大正末年というと、大手のレコード会社が専属歌手を擁して、専属作詞作曲家の作ったうたを歌わせる制度を確立していくころですが、まるで、メディア時代の到来に反逆するかのように、広島の演歌師の作ったうたが、全国の学生に広まっていきました。題して(ヨサホイ節)(秋月四郎作詞・作曲、24)(譜面)。春歌に変身して、その後長く大学のコンパの席の定番として歌い継つがれた、♪「ひとつ出たホイの、ヨサホイのホイ」です。

[参考サイトのご紹介]
嵐 着うたフル(R)&着うた(R)無料検索
http://pc.dwango.jp/index.php/m/portal/a/artist/artist_id/1273

ソナーポケット 着うたフル(R)&着うた(R)無料検索
http://pc.dwango.jp/index.php/m/portal/a/artist/artist_id/31651

西野カナ 着うたフル(R)&着うた(R)無料検索
http://pc.dwango.jp/index.php/m/portal/a/artist/artist_id/27810

できるだけ、日本音楽教育センターでまとめた『精選盤昭和の流行歌』(CDまたはカセット全20巻)に入っている曲を例にとって、話を進めていきましょう。

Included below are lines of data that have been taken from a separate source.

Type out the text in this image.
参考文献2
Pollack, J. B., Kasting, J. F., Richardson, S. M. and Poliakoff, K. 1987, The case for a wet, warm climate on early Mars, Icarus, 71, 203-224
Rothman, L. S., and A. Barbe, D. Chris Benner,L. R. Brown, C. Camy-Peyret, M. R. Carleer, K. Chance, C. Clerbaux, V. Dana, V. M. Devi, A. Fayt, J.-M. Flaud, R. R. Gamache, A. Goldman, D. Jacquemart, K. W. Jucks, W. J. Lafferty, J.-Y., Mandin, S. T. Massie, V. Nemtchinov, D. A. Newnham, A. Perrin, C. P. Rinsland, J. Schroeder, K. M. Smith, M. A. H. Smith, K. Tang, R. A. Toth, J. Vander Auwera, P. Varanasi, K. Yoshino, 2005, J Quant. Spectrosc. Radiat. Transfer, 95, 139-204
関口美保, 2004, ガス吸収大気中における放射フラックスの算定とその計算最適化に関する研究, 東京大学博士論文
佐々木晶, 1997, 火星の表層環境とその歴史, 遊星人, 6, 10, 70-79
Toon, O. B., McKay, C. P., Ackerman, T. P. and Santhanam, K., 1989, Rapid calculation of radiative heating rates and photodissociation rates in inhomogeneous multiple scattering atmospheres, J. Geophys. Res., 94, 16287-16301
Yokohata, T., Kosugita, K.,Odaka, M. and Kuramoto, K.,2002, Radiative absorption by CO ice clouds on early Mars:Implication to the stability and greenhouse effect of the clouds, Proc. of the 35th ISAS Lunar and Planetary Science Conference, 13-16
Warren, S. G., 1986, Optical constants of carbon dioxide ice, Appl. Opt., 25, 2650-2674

)このうた、弾むリズムは小唄調ですが、旋律は都節音階でも民謡音階でもありません。最後のライン(♪「親の承諾えにやならぬ」というのは、失礼、春歌版の方ですね)「ドドラドドソソ、ラソミレド」。これ、じつは、昭和中期の代表的な洋風コーラスグループ、デューク・エイセスがヒツトさせたく(おさななじみ、永六輔作詞・中村八大作曲、67)のエンディングと、リズム的にもほとんど同じです。(おさななじみ)の方でいうと、このうた、♪「おーさななじみの……」と長調で始まり、♪「ぉさないすソな`ソソミミレドがたのきみとぼく」と、しっかり長調で終わっています。